By StGeorgesUniversity
November 22, 2016

November is Diabetes Awareness Month, a time to stay informed about a disease that affects 29 million people in the United States, and hundreds of millions more across the globe.[1][2] Awareness is especially important to dealing with this epidemic, as approximately one third of those suffering from diabetes don’t know they have the disease.[3]

“Diabetes” refers to a group of metabolic diseases characterized by high blood sugar levels over a prolonged period of time. There are three general forms of the illness: Type 1, Type 2, and Gestational diabetes.

Only about 5 percent of diabetes patients suffer from Type 1 — a form of the disease that can’t be prevented.[4] These patients can’t produce insulin, making it impossible for their cells to absorb the glucose in their blood.[5]

Type 2 diabetes is the most common form of the disease. Patients with this condition either fail to produce sufficient insulin, or become resistant to insulin’s effects. This results in abnormally high blood-glucose levels — a state called “hyperglycemia.”[6] Type 2 can be prevented by maintaining a healthy lifestyle.

Gestational diabetes occurs when women develop high blood-sugar levels during pregnancy. The symptoms are similar to those of Type 2 diabetes, and the condition is most often diagnosed during prenatal screenings.[7]

Diabetes significantly increases one’s risk for a host of medical complications, and can sometimes lead to kidney failure and even blindness.[8]

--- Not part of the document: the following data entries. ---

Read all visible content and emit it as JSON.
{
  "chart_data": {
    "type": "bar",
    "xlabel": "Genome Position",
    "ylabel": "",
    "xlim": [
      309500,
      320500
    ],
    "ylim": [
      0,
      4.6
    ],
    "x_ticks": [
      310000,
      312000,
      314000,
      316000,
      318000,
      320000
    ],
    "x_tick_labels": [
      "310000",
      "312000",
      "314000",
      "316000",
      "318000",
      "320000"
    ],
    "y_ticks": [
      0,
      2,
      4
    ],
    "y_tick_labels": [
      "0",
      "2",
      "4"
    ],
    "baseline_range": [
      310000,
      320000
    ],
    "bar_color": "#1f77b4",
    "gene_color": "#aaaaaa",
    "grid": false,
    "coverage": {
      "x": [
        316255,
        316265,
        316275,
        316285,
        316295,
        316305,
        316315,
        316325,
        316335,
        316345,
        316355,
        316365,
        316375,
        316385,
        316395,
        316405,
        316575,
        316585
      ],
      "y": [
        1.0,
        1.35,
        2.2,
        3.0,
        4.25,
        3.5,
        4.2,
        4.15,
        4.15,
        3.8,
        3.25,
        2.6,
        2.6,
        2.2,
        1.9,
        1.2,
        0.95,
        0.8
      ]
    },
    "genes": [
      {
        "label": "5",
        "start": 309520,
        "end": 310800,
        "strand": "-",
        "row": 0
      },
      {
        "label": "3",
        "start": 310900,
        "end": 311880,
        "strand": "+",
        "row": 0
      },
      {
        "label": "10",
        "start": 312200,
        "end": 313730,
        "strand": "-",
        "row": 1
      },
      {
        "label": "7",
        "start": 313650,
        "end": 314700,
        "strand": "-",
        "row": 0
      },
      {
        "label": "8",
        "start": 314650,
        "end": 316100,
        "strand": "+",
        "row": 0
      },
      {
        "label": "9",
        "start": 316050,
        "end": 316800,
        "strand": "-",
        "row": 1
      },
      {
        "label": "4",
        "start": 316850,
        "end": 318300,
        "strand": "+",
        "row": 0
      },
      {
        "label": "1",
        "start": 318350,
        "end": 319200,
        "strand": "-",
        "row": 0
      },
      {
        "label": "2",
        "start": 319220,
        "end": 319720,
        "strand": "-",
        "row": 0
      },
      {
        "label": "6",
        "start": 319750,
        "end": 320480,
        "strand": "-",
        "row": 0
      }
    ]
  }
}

Those suffering from diabetes can manage their illness by maintaining a healthy weight, eating healthily, and engaging in physical activity to stay fit.[9] Those same habits are also proven strategies for preventing Type 2 diabetes.[10]

Here at St. George’s University, we are taking steps to improve our community’s understanding of diabetes by producing short, informational videos on ways to prevent and manage the disease.[11] For 2016, our focus was on raising awareness of peripheral neuropathy which reduces sensation especially in lower limbs, leads to injuries, gangrenous infections and often amputations if not fatal consequences. St. George‚Äôs University developed a Touch Toe Test (TTT) campaign for persons to use their index fingers and assess toe sensitivity of at risk people. The TTT campaign has led to the identification of diabetics with peripheral neuropathy who will be closely monitored and follow up for the foot care and towards preventing diabetic association limb amputations.

We are also collaborating with the Ministry of Health in Grenada as well as community based organizations including Grenada Association for Retired Persons (GARP), Grenada Diabetes Association and the Ministry of Education to develop and implement programs that educate community members and students about chronic diseases like diabetes and encourage healthy behavior including diet and physical activity.[12]

Diabetes Awareness Month is a perfect time to get more informed about this disease — and to engage everyone to commit to a healthier, more active lifestyle all year round.